Klipsch Reference RB-41 II

Usually, a sub-$400/pair minispeaker is part of a manufacturer's entry-level line, but the RB-41 II ($299/pr) is part of Klipsch's Reference line. It uses the horn-loaded tweeter that has been a Klipsch hallmark since the 1940s - in this case, a 1-inch titanium-dome model - and a ceramic/metallic-cone 4-inch woofer in a rear-ported enclosure. So it's got a pretty high class of drivers for its price range, but pays for them by using a smaller woofer in a ported cabinet that's just 8.7 inches high - the smallest in this roundup.

No one could reasonably expect the RB-41 II to deliver a full sound, but it does. All of our panelists noted that it had a little less bass than average for this bunch, but none felt the sound was thin. In fact, the RB-41 II's bass was tighter and better defined than many of the other minis delivered. No, it's not enough bass for heavy rock and hip-hop, but for jazz, classical, folk, and light pop, it might be all the bass you need, at least in a small room.

The mids and treble surprised us, too. The RB-41 II combines a clean sound on vocals - something many audio enthusiasts assume a horn cannot do - with some of the most convincing sense of ambience delivered by any speaker in this group. When I was listening to Ranking Roger's reverb-laden toasting in the English Beat's "Hands Off She's Mine," the RB-41 II got the soundstage perfect, neither exaggerating the reverb nor damping it.

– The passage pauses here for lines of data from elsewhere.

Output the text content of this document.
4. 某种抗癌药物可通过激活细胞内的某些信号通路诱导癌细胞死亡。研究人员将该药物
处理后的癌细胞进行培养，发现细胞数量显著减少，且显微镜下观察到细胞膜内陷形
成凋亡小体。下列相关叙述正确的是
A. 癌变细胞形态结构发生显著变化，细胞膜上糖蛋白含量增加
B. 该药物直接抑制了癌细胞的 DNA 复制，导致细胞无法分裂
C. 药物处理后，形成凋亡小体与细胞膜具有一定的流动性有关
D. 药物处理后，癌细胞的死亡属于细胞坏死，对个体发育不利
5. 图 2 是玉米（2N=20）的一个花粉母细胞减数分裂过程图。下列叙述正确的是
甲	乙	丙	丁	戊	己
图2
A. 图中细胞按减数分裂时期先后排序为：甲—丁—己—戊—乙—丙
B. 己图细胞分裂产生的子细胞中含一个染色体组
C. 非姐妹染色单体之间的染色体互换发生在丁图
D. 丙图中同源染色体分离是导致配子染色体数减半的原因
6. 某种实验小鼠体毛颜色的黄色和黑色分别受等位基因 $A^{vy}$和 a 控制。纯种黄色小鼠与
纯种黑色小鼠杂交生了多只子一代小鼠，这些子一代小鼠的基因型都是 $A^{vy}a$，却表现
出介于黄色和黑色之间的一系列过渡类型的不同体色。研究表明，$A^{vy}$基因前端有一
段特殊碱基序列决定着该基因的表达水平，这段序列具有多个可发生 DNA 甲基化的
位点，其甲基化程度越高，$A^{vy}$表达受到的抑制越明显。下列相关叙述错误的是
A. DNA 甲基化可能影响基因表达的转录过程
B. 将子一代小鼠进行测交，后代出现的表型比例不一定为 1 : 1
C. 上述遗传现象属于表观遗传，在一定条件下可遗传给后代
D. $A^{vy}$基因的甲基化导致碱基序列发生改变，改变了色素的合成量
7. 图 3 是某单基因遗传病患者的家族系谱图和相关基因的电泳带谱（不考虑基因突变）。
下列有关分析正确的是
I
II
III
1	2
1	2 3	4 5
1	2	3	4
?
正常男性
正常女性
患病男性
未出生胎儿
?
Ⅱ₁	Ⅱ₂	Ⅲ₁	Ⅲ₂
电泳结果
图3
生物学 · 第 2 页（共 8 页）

Our panelists found a few things not to like: Lauren thought the tweeter level was a decibel or two high, and Geoff didn't dig the RB-41 II at all, saying, "It seems to be missing pieces of the sound. Everything seems recessed." But with three of our four panelists giving the RB-41 II an enthusiastic thumbs-up, it's clearly one of your best buys in a minispeaker.

Measurements

Frequency response of the RB-41 II measures 96 Hz to 20 kHz ±4.5 dB on-axis, ±3.7 dB avg 0°-30°, which is impressively flat in the midrange but there's an elevated response in the midtreble octave from 5 to 10 kHz. Measured impedance is 3.0 ohms minimum, 6 ohms average. Sensitivity from 300 Hz to 10 kHz averages 85.5 dB.